I love the cinema. It’s a place you can escape the qualms and responsibilities of everyday life – even if the popcorn is overpriced and the floor is covered in a layer of solidified sugar.
Why am I defending theatre mode then, a system which is surely designed to pollute this nirvana? Well, humans will be humans. We become addicted to the dopamine rush of social media and feel powerless if we’re not connected. I’d prefer it if they’d just enjoy the film they paid for, but alas, they won’t. At least here everyone else is not forced to endure the bright lights, pinging and vibrations accompanying the latest invite to a night out in Digi from a person with a social life several times better than mine.
The raison d’être of theatre mode is to reduce feelings of social inadequacy by dimming the display, muting sounds and disabling haptic feedback.
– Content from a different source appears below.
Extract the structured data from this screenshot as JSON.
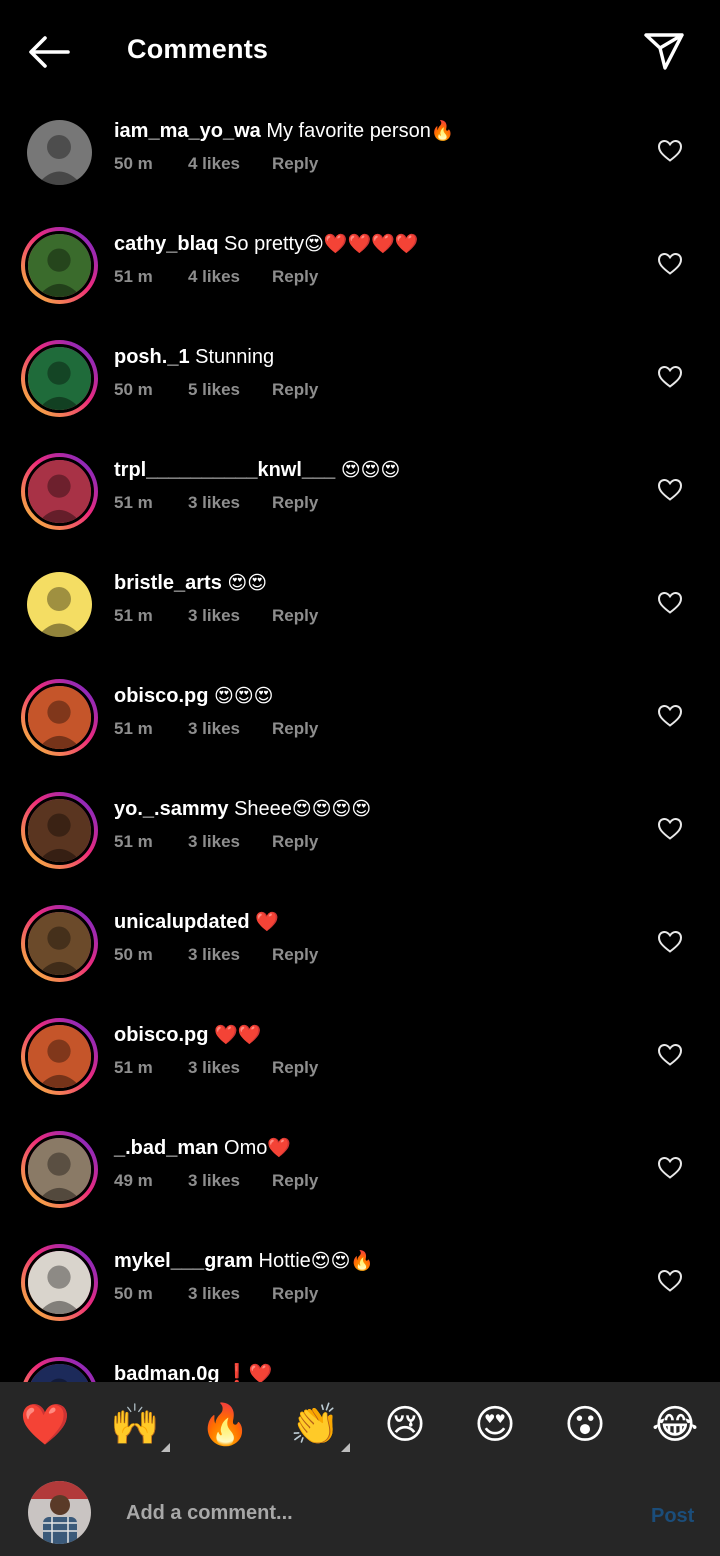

It also stops the phone waking up when a message or call is received. “Wait!” I hear you cry, “Why does this even need to exist!?” One of the more sensible scenarios I came across was if you were an on-call medical worker, or had a close person who may need sudden medical intervention. This would allow you to still enjoy your downtime without the embarrassment of full-brightness checking of your phone. There’s also scope in an Apple patent application for the system to be triggered using a wireless network when in proximity of a cinema, potentially ensuring even frequent offenders are forced to subdue their activities.
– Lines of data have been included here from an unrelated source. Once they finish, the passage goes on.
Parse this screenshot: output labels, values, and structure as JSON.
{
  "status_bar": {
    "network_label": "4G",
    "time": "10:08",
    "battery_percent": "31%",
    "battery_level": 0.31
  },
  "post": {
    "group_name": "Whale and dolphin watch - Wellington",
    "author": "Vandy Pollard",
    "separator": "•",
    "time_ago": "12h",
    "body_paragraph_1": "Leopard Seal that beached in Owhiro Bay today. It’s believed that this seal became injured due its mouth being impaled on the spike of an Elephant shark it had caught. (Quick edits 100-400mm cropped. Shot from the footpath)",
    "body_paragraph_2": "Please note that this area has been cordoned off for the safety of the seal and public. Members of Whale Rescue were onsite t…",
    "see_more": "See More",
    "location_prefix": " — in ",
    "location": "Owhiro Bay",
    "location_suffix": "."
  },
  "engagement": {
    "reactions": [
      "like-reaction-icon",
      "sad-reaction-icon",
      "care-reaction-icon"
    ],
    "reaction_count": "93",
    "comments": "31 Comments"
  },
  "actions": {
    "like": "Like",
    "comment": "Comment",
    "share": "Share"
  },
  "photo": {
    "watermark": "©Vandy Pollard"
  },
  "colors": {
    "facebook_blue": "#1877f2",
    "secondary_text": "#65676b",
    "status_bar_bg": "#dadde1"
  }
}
I still believe that you should turn it off, but this gives the option for those that can’t – or won’t.
The year is 2013. I’m watching 12 Years a Slave at the cinema. The film has reached the gut-wrenching scene in which Solomon Northrup is torturously resisting death by tip-toeing while hanging from a tree. All of a sudden, at this crucial moment in this brilliant film, I’m blinded by white light as the person in front of me proceeds to browse Facebook on their iPhone.
Apple’s new theatre mode update might put this annoyance to an end, with its brightness and sound adjusting options. But that’s not the point. As infuriating as being distracted at the cinema is, the principle behind it is what really grinds my gears. You’ve paid money to enjoy a film at a high quality venue – so why are you on your phone?!
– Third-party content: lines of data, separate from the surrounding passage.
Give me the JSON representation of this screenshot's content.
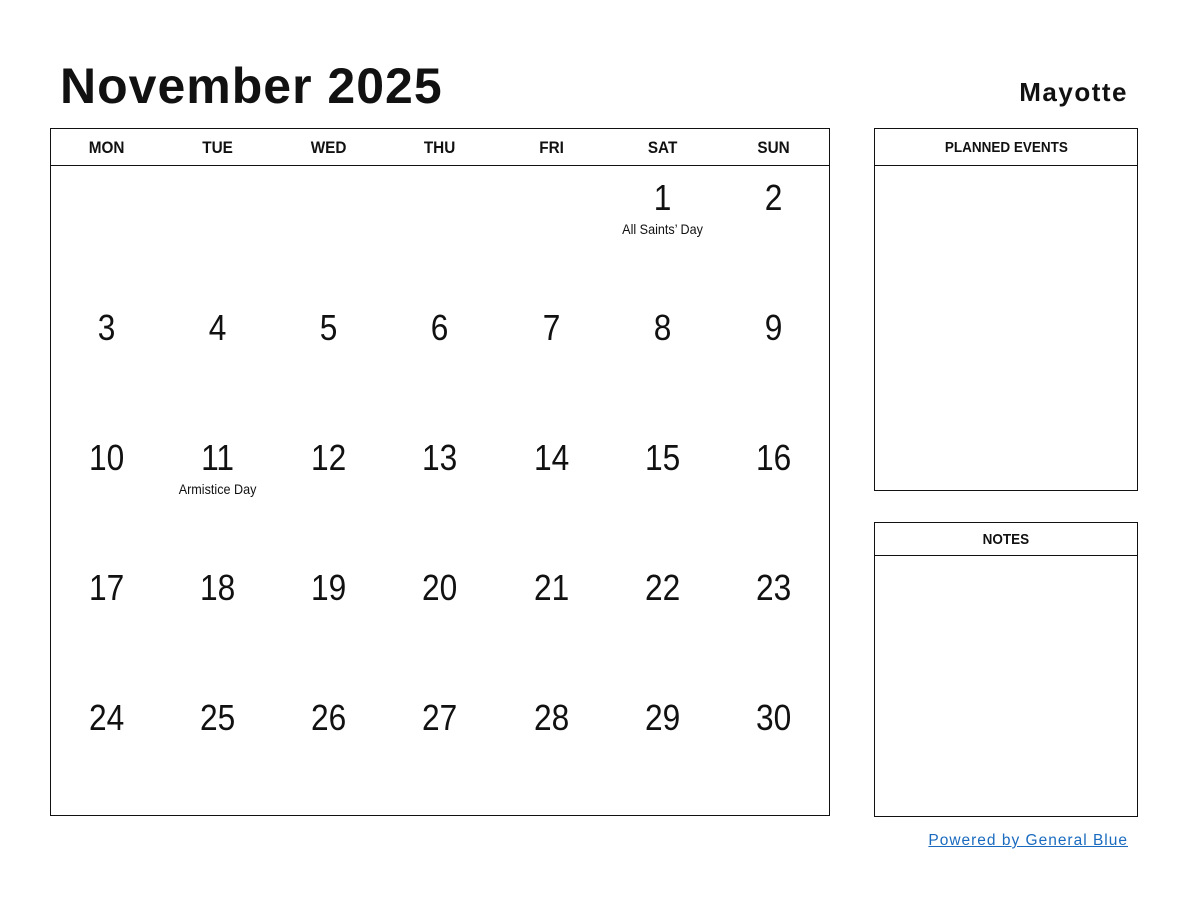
{
  "header": {
    "title": "November 2025",
    "country": "Mayotte"
  },
  "calendar": {
    "weekdays": [
      "MON",
      "TUE",
      "WED",
      "THU",
      "FRI",
      "SAT",
      "SUN"
    ],
    "weeks": [
      [
        {
          "day": ""
        },
        {
          "day": ""
        },
        {
          "day": ""
        },
        {
          "day": ""
        },
        {
          "day": ""
        },
        {
          "day": "1",
          "holiday": "All Saints’ Day"
        },
        {
          "day": "2"
        }
      ],
      [
        {
          "day": "3"
        },
        {
          "day": "4"
        },
        {
          "day": "5"
        },
        {
          "day": "6"
        },
        {
          "day": "7"
        },
        {
          "day": "8"
        },
        {
          "day": "9"
        }
      ],
      [
        {
          "day": "10"
        },
        {
          "day": "11",
          "holiday": "Armistice Day"
        },
        {
          "day": "12"
        },
        {
          "day": "13"
        },
        {
          "day": "14"
        },
        {
          "day": "15"
        },
        {
          "day": "16"
        }
      ],
      [
        {
          "day": "17"
        },
        {
          "day": "18"
        },
        {
          "day": "19"
        },
        {
          "day": "20"
        },
        {
          "day": "21"
        },
        {
          "day": "22"
        },
        {
          "day": "23"
        }
      ],
      [
        {
          "day": "24"
        },
        {
          "day": "25"
        },
        {
          "day": "26"
        },
        {
          "day": "27"
        },
        {
          "day": "28"
        },
        {
          "day": "29"
        },
        {
          "day": "30"
        }
      ]
    ]
  },
  "panels": {
    "events_title": "PLANNED EVENTS",
    "notes_title": "NOTES"
  },
  "footer": {
    "link_text": "Powered by General Blue",
    "link_color": "#1a6bbf"
  }
}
Cinema adverts of the pre-smartphone 2000s told cinemagoers to turn off their mobiles to stop calls disrupting the film. But now that smartphones are more infotainment devices than simple telecommunications tools, the game has changed. This goes beyond the cinema. I’m not going to do give a generic holier-than-thou rant about how smartphones have made us unsociable – I’m a huge tech fan and love my smartphone – but there is a balance. It’s perfectly acceptable to scroll through your phone when you’re idle, but a lot of people I know persist to scroll through their phones while watching a film or TV show. Why?
Many people have to check their phones at all times, such as parents and carers. But I’m sure they’re perfectly capable of turning brightness and sound down without an update. Seriously, just turn it off and enjoy the film.